Зеппа раздражало, что Черниг проскользнул в царство буржуазного уюта и, по–видимому, отлично себя там чувствует. Неужто человеческая природа так непостоянна? Неужто человек уж не тот, когда встречаешь его во второй раз, как речные волны, в которые ты вторично опустил ногу, уже не те? Но тайная причина недовольства коренилась глубже. Ему хотелось иметь друга, которому он мог бы пожаловаться на самого себя, на свою бескрылость и пустоту и который бы успокоил его. А перед Чернигом, тем, что сидит против него, он изливаться не мог. Это уже не тот человек, который в свое время читал ему свои стихи в кафе «Добрая надежда». С сегодняшним Чернигом у него не осталось ничего общего.

Разговор зашел о «Сонете 66». В свое время Зепп, поглощенный работой в газете, предоставил другу свободу действий, и «Сонет 66» был издан так, как хотелось Чернигу, — в роскошном переплете и с претенциозным предисловием. События последнего времени помешали Зеппу сказать Чернигу, как противно ему это оформление. Сегодня он был в подходящем настроения для такого разговора. Он стал зло и пристрастно потешаться над изысканностью бумаги, шрифта, переплета и разобрал по косточкам вводный очерк Чернига. Раздраженный Зепп нашел глубоко обидные слова. Сначала Черниг отвечал терпеливо, но постепенно и он вошел в раж и стал наносить удары, выбирая больные места.

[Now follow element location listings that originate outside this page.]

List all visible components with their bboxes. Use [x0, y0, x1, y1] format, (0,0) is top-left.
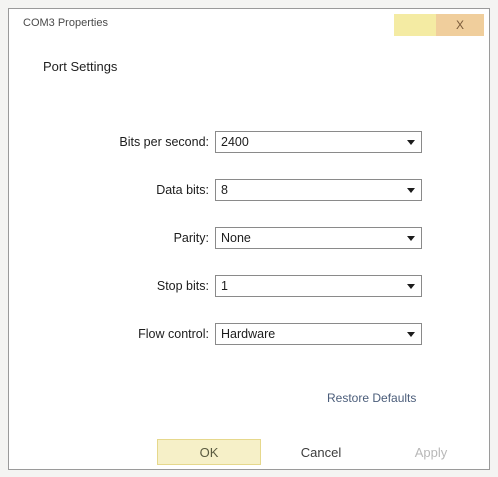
ok-button[interactable]: OK [157, 439, 261, 465]
stop-bits-select[interactable]: 1 [215, 275, 422, 297]
stop-bits-label: Stop bits: [156, 279, 209, 293]
parity-value: None [221, 231, 251, 245]
bits-per-second-select[interactable]: 2400 [215, 131, 422, 153]
chevron-down-icon [407, 236, 415, 241]
properties-dialog: COM3 Properties X Port Settings Bits per… [8, 8, 490, 470]
tab-port-settings: Port Settings [43, 59, 118, 74]
bits-per-second-row: Bits per second: 2400 [9, 131, 489, 155]
data-bits-row: Data bits: 8 [9, 179, 489, 203]
flow-control-label: Flow control: [138, 327, 209, 341]
close-button[interactable]: X [436, 14, 484, 36]
bits-per-second-value: 2400 [221, 135, 249, 149]
flow-control-select[interactable]: Hardware [215, 323, 422, 345]
window-title: COM3 Properties [23, 17, 108, 29]
parity-select[interactable]: None [215, 227, 422, 249]
apply-button[interactable]: Apply [379, 439, 483, 465]
stop-bits-value: 1 [221, 279, 228, 293]
bits-per-second-label: Bits per second: [119, 135, 209, 149]
cancel-button[interactable]: Cancel [269, 439, 373, 465]
flow-control-value: Hardware [221, 327, 276, 341]
title-bar-highlight [394, 14, 436, 36]
data-bits-value: 8 [221, 183, 228, 197]
chevron-down-icon [407, 332, 415, 337]
parity-label: Parity: [173, 231, 209, 245]
parity-row: Parity: None [9, 227, 489, 251]
data-bits-select[interactable]: 8 [215, 179, 422, 201]
restore-defaults-button[interactable]: Restore Defaults [327, 391, 416, 405]
chevron-down-icon [407, 140, 415, 145]
title-bar: COM3 Properties X [9, 9, 489, 39]
data-bits-label: Data bits: [156, 183, 209, 197]
stop-bits-row: Stop bits: 1 [9, 275, 489, 299]
chevron-down-icon [407, 188, 415, 193]
flow-control-row: Flow control: Hardware [9, 323, 489, 347]
chevron-down-icon [407, 284, 415, 289]
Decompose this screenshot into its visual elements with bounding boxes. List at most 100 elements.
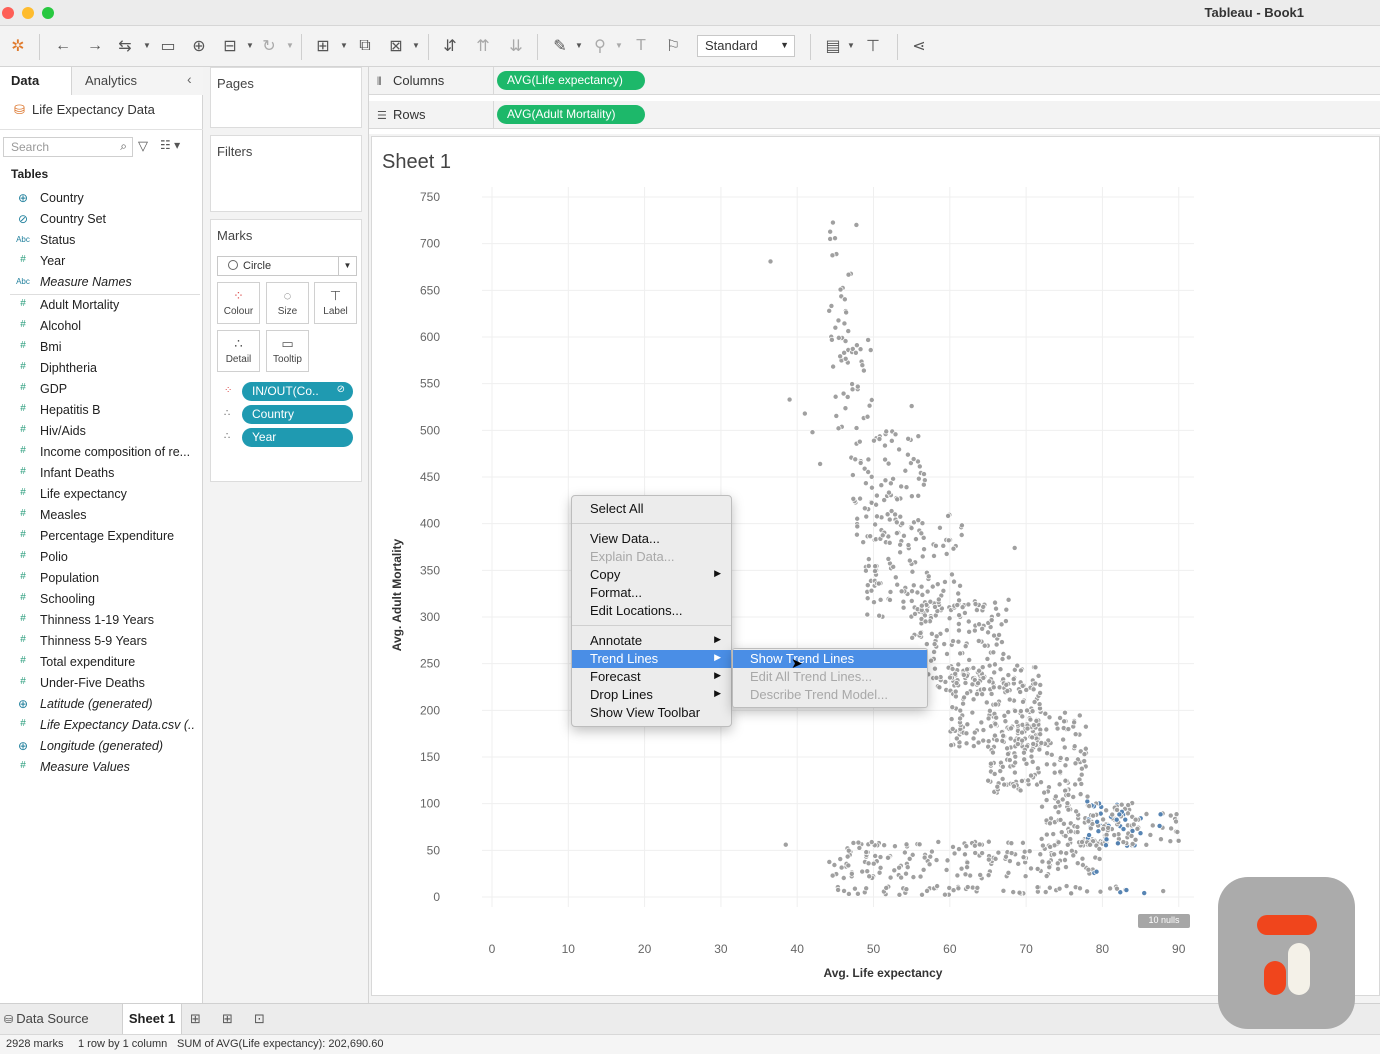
maximize-window-button[interactable] — [42, 7, 54, 19]
redo-icon[interactable]: → — [84, 35, 106, 57]
field-item[interactable]: ⊕ Longitude (generated) — [0, 736, 200, 757]
view-list-icon[interactable]: ☷ ▾ — [160, 138, 180, 152]
pause-updates-icon[interactable]: ⊟ — [219, 35, 241, 57]
field-item[interactable]: # Life Expectancy Data.csv (... — [0, 715, 200, 736]
minimize-window-button[interactable] — [22, 7, 34, 19]
new-worksheet-caret-icon[interactable]: ▼ — [340, 41, 348, 50]
search-input[interactable]: Search ⌕ — [3, 137, 133, 157]
pause-caret-icon[interactable]: ▼ — [246, 41, 254, 50]
field-item[interactable]: Abc Status — [0, 230, 200, 251]
fit-select[interactable]: Standard ▼ — [697, 35, 795, 57]
context-menu-item[interactable]: Drop Lines ▶ — [572, 686, 731, 704]
group-caret-icon[interactable]: ▼ — [615, 41, 623, 50]
tooltip-button[interactable]: ▭ Tooltip — [266, 330, 309, 372]
clear-caret-icon[interactable]: ▼ — [412, 41, 420, 50]
duplicate-sheet-icon[interactable]: ⧉ — [354, 35, 376, 57]
label-button[interactable]: ⊤ Label — [314, 282, 357, 324]
context-menu-item[interactable]: Copy ▶ — [572, 566, 731, 584]
new-story-tab-icon[interactable]: ⊡ — [254, 1011, 265, 1027]
rows-pill[interactable]: AVG(Adult Mortality) — [497, 105, 645, 124]
context-menu-item[interactable]: Select All — [572, 500, 731, 518]
field-item[interactable]: ⊕ Country — [0, 188, 200, 209]
highlight-caret-icon[interactable]: ▼ — [575, 41, 583, 50]
new-datasource-icon[interactable]: ⊕ — [188, 35, 210, 57]
field-item[interactable]: # Measure Values — [0, 757, 200, 778]
show-cards-caret-icon[interactable]: ▼ — [847, 41, 855, 50]
new-worksheet-tab-icon[interactable]: ⊞ — [190, 1011, 201, 1027]
field-item[interactable]: # Thinness 1-19 Years — [0, 610, 200, 631]
field-item[interactable]: # Bmi — [0, 337, 200, 358]
field-item[interactable]: # Hiv/Aids — [0, 421, 200, 442]
save-icon[interactable]: ▭ — [157, 35, 179, 57]
close-window-button[interactable] — [2, 7, 14, 19]
swap-rows-columns-icon[interactable]: ⇵ — [439, 35, 461, 57]
field-item[interactable]: # Alcohol — [0, 316, 200, 337]
field-item[interactable]: # Measles — [0, 505, 200, 526]
field-item[interactable]: # Income composition of re... — [0, 442, 200, 463]
nulls-indicator[interactable]: 10 nulls — [1138, 914, 1190, 928]
colour-button[interactable]: ⁘ Colour — [217, 282, 260, 324]
swap-icon[interactable]: ⇆ — [114, 35, 136, 57]
tableau-logo-icon[interactable]: ✲ — [7, 35, 29, 57]
rows-shelf[interactable]: ☰ Rows AVG(Adult Mortality) — [369, 101, 1380, 129]
pill-in-out[interactable]: IN/OUT(Co.. ⊘ — [242, 382, 353, 401]
field-item[interactable]: # Polio — [0, 547, 200, 568]
columns-shelf[interactable]: ⫴ Columns AVG(Life expectancy) — [369, 67, 1380, 95]
swap-caret-icon[interactable]: ▼ — [143, 41, 151, 50]
context-menu-item[interactable]: Show View Toolbar — [572, 704, 731, 722]
context-menu-item[interactable]: Forecast ▶ — [572, 668, 731, 686]
field-item[interactable]: # Life expectancy — [0, 484, 200, 505]
field-item[interactable]: # Population — [0, 568, 200, 589]
field-item[interactable]: # Under-Five Deaths — [0, 673, 200, 694]
field-item[interactable]: ⊕ Latitude (generated) — [0, 694, 200, 715]
tab-data-source[interactable]: ⛁ Data Source — [4, 1004, 89, 1035]
refresh-icon[interactable]: ↻ — [258, 35, 280, 57]
show-cards-icon[interactable]: ▤ — [822, 35, 844, 57]
clear-sheet-icon[interactable]: ⊠ — [385, 35, 407, 57]
columns-pill[interactable]: AVG(Life expectancy) — [497, 71, 645, 90]
tab-sheet-1[interactable]: Sheet 1 — [122, 1004, 182, 1035]
presentation-mode-icon[interactable]: ⊤ — [862, 35, 884, 57]
field-item[interactable]: ⊘ Country Set — [0, 209, 200, 230]
submenu-item[interactable]: Show Trend Lines — [733, 650, 927, 668]
context-menu-item[interactable]: View Data... — [572, 530, 731, 548]
group-icon[interactable]: ⚲ — [589, 35, 611, 57]
size-button[interactable]: ◌ Size — [266, 282, 309, 324]
context-menu-item[interactable]: Annotate ▶ — [572, 632, 731, 650]
detail-button[interactable]: ∴ Detail — [217, 330, 260, 372]
datasource-item[interactable]: ⛁ Life Expectancy Data — [14, 102, 155, 118]
pill-year[interactable]: Year — [242, 428, 353, 447]
undo-icon[interactable]: ← — [52, 35, 74, 57]
mark-type-select[interactable]: Circle ▼ — [217, 256, 357, 276]
pill-country[interactable]: Country — [242, 405, 353, 424]
new-worksheet-icon[interactable]: ⊞ — [312, 35, 334, 57]
highlight-icon[interactable]: ✎ — [549, 35, 571, 57]
field-item[interactable]: # GDP — [0, 379, 200, 400]
field-item[interactable]: # Hepatitis B — [0, 400, 200, 421]
context-menu-item[interactable]: Trend Lines ▶ — [572, 650, 731, 668]
pages-card[interactable]: Pages — [210, 67, 362, 128]
context-menu-item[interactable]: Edit Locations... — [572, 602, 731, 620]
field-item[interactable]: # Total expenditure — [0, 652, 200, 673]
sort-ascending-icon[interactable]: ⇈ — [472, 35, 494, 57]
field-item[interactable]: # Diphtheria — [0, 358, 200, 379]
context-menu-item[interactable]: Format... — [572, 584, 731, 602]
refresh-caret-icon[interactable]: ▼ — [286, 41, 294, 50]
sort-descending-icon[interactable]: ⇊ — [505, 35, 527, 57]
field-item[interactable]: # Percentage Expenditure — [0, 526, 200, 547]
sheet-canvas[interactable]: Sheet 1 0 10 20 30 40 50 60 70 80 90 0 50 100 150 200 2… — [371, 136, 1380, 996]
new-dashboard-tab-icon[interactable]: ⊞ — [222, 1011, 233, 1027]
filter-icon[interactable]: ▽ — [138, 138, 148, 154]
field-item[interactable]: # Year — [0, 251, 200, 272]
collapse-pane-icon[interactable]: ‹ — [187, 71, 192, 87]
field-item[interactable]: # Infant Deaths — [0, 463, 200, 484]
field-item[interactable]: Abc Measure Names — [0, 272, 200, 293]
show-labels-icon[interactable]: T — [630, 35, 652, 57]
scatter-plot[interactable]: 0 10 20 30 40 50 60 70 80 90 0 50 100 150 200 250 300 350… — [372, 137, 1379, 995]
field-item[interactable]: # Adult Mortality — [0, 295, 200, 316]
field-item[interactable]: # Schooling — [0, 589, 200, 610]
fix-axes-icon[interactable]: ⚐ — [662, 35, 684, 57]
field-item[interactable]: # Thinness 5-9 Years — [0, 631, 200, 652]
tab-analytics[interactable]: Analytics — [85, 73, 137, 88]
filters-card[interactable]: Filters — [210, 135, 362, 212]
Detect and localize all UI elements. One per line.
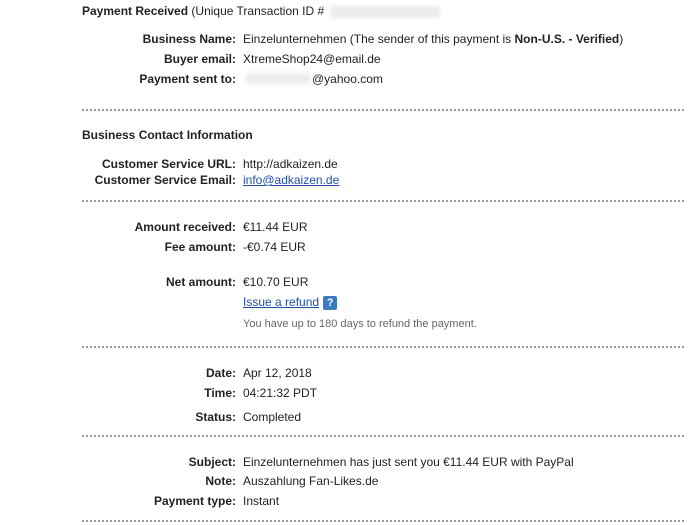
business-name-label: Business Name: bbox=[142, 32, 236, 46]
subject-value: Einzelunternehmen has just sent you €11.… bbox=[243, 455, 574, 469]
payment-type-value: Instant bbox=[243, 494, 280, 508]
net-amount-label: Net amount: bbox=[166, 275, 236, 289]
separator-2 bbox=[82, 200, 684, 202]
customer-service-url-label: Customer Service URL: bbox=[101, 157, 236, 171]
customer-service-email-label: Customer Service Email: bbox=[94, 173, 236, 187]
status-label: Status: bbox=[195, 410, 236, 424]
redacted-transaction-id bbox=[330, 6, 440, 18]
subject-label: Subject: bbox=[188, 455, 236, 469]
sender-status: Non-U.S. - Verified bbox=[514, 32, 620, 46]
help-icon[interactable]: ? bbox=[323, 295, 338, 310]
status-value: Completed bbox=[243, 410, 302, 424]
separator-1 bbox=[82, 109, 684, 111]
customer-service-url-value: http://adkaizen.de bbox=[243, 157, 338, 171]
payment-type-label: Payment type: bbox=[153, 494, 236, 508]
time-value: 04:21:32 PDT bbox=[243, 386, 318, 400]
payment-received-title: Payment Received bbox=[82, 4, 189, 18]
note-value: Auszahlung Fan-Likes.de bbox=[243, 474, 379, 488]
customer-service-email-link[interactable]: info@adkaizen.de bbox=[243, 173, 339, 187]
buyer-email-label: Buyer email: bbox=[163, 52, 236, 66]
business-name: Einzelunternehmen bbox=[243, 32, 347, 46]
contact-section-title: Business Contact Information bbox=[82, 128, 253, 142]
separator-5 bbox=[82, 520, 684, 522]
net-amount-value: €10.70 EUR bbox=[243, 275, 309, 289]
redacted-recipient bbox=[246, 73, 310, 84]
date-value: Apr 12, 2018 bbox=[243, 366, 312, 380]
buyer-email-value: XtremeShop24@email.de bbox=[243, 52, 381, 66]
note-label: Note: bbox=[205, 474, 236, 488]
business-name-value: Einzelunternehmen (The sender of this pa… bbox=[243, 32, 623, 46]
transaction-id-label: (Unique Transaction ID # bbox=[191, 4, 325, 18]
payment-sent-to-label: Payment sent to: bbox=[139, 72, 236, 86]
amount-received-label: Amount received: bbox=[134, 220, 236, 234]
separator-4 bbox=[82, 435, 684, 437]
amount-received-value: €11.44 EUR bbox=[243, 220, 308, 234]
payment-header: Payment Received (Unique Transaction ID … bbox=[82, 4, 324, 18]
sender-note-prefix: (The sender of this payment is bbox=[349, 32, 512, 46]
refund-note: You have up to 180 days to refund the pa… bbox=[243, 318, 477, 330]
refund-row: Issue a refund? bbox=[243, 295, 338, 310]
fee-amount-value: -€0.74 EUR bbox=[243, 240, 306, 254]
time-label: Time: bbox=[204, 386, 236, 400]
date-label: Date: bbox=[205, 366, 236, 380]
sender-note-suffix: ) bbox=[619, 32, 624, 46]
fee-amount-label: Fee amount: bbox=[164, 240, 236, 254]
payment-sent-to-value: @yahoo.com bbox=[312, 72, 383, 86]
issue-refund-link[interactable]: Issue a refund bbox=[243, 295, 319, 309]
separator-3 bbox=[82, 346, 684, 348]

— Язвительный тон, профессор, — сказал он, придавая оттенок сугубой кротости своему детскому голосу, — вам отнюдь не к лицу. Вы по натуре добродушны, по, разозлившись, становитесь на редкость пристрастны. Вы уже давно говорите совсем не о моем очерке, ваша критика целиком направлена против нынешнего Оскара Чернига. И на этого Чернига вы тоже смотрите с достойной сожаления субъективностью. Взираете на него столь неблагосклонно лишь потому, что сами–то вы не в ладу с собой. Я уже однажды сказал вам, что в каждом новом положении — и это весьма примечательно — мы находим новое враждебное нам начало и считаем его наихудшим злом. Тогда я видел своего заклятого врага в распорядке дня, которым нас допекали в «Убежище». Теперь я постиг, что «заклятый враг» — не вне, а внутри нас. Мой худший враг — это не Гитлер и не глупость, мой худший враг — это я. И то, что сегодня так взвинтило вам нервы, дорогой профессор, — это не Оскар Черниг, и не его превосходный очерк о Гарри Майзеле, это вы сами.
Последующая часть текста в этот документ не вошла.